Ругалась, как оказалось, зря: Селин невозможно было оторвать от иллюминатора. Она буквально прилипла к нему и наотрез отказывалась даже от сладких круассанов, которые Регина заботливо принесла нам перед отъездом. Я долго извинялась перед Региной, а она сказала, что мне давно нужно как следует отдохнуть и что теперь настала моя очередь устроить себе настоящий отпуск.
— Там же ничего не видно, Селин. Ночь почти, — говорю ей ласково, не веря в то, что она совсем, ну ни капельки не боится высоты.
— Кажется, что переживаешь здесь только ты, — многозначительно произносит Рамис, положив руку на мой подлокотник и, тем самым, став ближе.
— Вовсе нет. Просто это стресс для ребенка.
Я вновь бросаю взгляд на Селин, затем смотрю на Рамиса и еще больше злюсь от его усмешки на губах.
— Или для тебя, Айлин? Может, это просто тебе не нравится, что я нахожусь так близко?
— Это временно, Рамис, — отвечаю прохладно, держа себя в руках. — Кстати, на сколько мы летим? Я не могу позволить себе слишком большой отпуск.
— Все будет зависеть от скорости обследования. И от проблемы, которую мне необходимо решить.
— Реши ее, пожалуйста, как можно быстрее. В конце концов, ты уедешь в столицу, и мы с Селин останемся одни. Я не хочу бояться каждого шороха.
— Я сказал, что решу, — сдержанно отвечает Рамис. — Отчасти поэтому я никогда не планировал заводить детей, Айлин. Это слабое место любого человека.
Я решаю проигнорировать последнее признание Рамиса, чтобы не развивать эту тему дальше, потому как чувствовала, что в таком случае могу наговорить много лишнего, а рядом сидела Селин. Она и без того порой слишком часто бросала на нас с Рамисом любопытные, будто все понимающие взгляды.
Чуть позже Селин все же отлепляется от иллюминатора, играет в видеоигры и даже соглашается съесть свой остывший ужин, который подавали пассажирам первого класса почти сразу после взлета.
— Я хочу еще полетать, — произносит Селин, когда самолет приземляется, и мы вынуждены его покинуть. — Так не хочется уходить, мамочка! Мне так здесь понравилось!
— Полетаем еще, — опережает меня Рамис. — Домой мы тоже полетим на самолете, Селин, а сейчас нам нужно выходить. Поднимайся, маленькая.

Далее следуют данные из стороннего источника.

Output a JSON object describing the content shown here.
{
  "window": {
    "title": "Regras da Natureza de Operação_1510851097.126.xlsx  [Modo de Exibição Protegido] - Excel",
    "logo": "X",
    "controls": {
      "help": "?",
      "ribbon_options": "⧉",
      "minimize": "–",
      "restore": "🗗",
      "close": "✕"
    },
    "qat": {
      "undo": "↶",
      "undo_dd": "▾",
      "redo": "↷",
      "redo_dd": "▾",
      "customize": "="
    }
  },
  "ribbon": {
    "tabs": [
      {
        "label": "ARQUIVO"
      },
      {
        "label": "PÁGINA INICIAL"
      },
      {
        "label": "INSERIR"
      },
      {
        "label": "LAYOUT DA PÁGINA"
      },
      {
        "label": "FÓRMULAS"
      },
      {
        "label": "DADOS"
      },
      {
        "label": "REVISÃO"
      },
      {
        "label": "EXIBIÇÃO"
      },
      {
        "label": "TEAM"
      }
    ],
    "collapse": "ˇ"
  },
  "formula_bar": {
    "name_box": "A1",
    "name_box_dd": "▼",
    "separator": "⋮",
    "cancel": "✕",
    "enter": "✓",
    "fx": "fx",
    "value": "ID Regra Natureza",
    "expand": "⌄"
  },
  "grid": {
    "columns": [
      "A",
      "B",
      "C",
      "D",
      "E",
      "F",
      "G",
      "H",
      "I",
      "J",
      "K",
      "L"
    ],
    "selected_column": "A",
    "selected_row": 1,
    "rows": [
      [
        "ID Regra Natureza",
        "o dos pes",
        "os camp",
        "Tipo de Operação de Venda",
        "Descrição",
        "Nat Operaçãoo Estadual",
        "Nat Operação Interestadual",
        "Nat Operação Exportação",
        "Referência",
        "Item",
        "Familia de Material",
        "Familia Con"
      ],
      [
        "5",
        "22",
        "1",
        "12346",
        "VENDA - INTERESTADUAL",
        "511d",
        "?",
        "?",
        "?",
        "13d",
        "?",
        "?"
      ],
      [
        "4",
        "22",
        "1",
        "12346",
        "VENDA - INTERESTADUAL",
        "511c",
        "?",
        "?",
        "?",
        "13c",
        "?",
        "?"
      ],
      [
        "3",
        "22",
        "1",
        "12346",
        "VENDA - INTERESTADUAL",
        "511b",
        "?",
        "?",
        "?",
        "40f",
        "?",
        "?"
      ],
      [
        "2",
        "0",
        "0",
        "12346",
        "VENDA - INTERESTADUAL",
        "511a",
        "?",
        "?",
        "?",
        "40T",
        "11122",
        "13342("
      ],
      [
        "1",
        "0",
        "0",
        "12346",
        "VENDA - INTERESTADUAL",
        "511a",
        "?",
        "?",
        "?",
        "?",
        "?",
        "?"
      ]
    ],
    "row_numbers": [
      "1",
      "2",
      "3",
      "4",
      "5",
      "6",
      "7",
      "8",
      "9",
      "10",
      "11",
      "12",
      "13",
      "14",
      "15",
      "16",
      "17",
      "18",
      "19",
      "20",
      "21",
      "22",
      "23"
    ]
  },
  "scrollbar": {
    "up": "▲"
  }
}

Селин меняется в лице, и спектр ее эмоций взлетает от грусти до безумной радости, а я не решаюсь уточнить, какой дом Рамис имеет в виду. Надеюсь, что он не думает, что мы с Селин будем часто летать к нему в столицу.
На выходе из аэропорта нас встречает нанятый личный водитель Рамиса с автомобилем, и у меня возникает чувство дежавю, будто мы снова оказываемся дома, но это не так. Мы находились за сотни километров от нашего привычного мира, и это меня сильно пугало.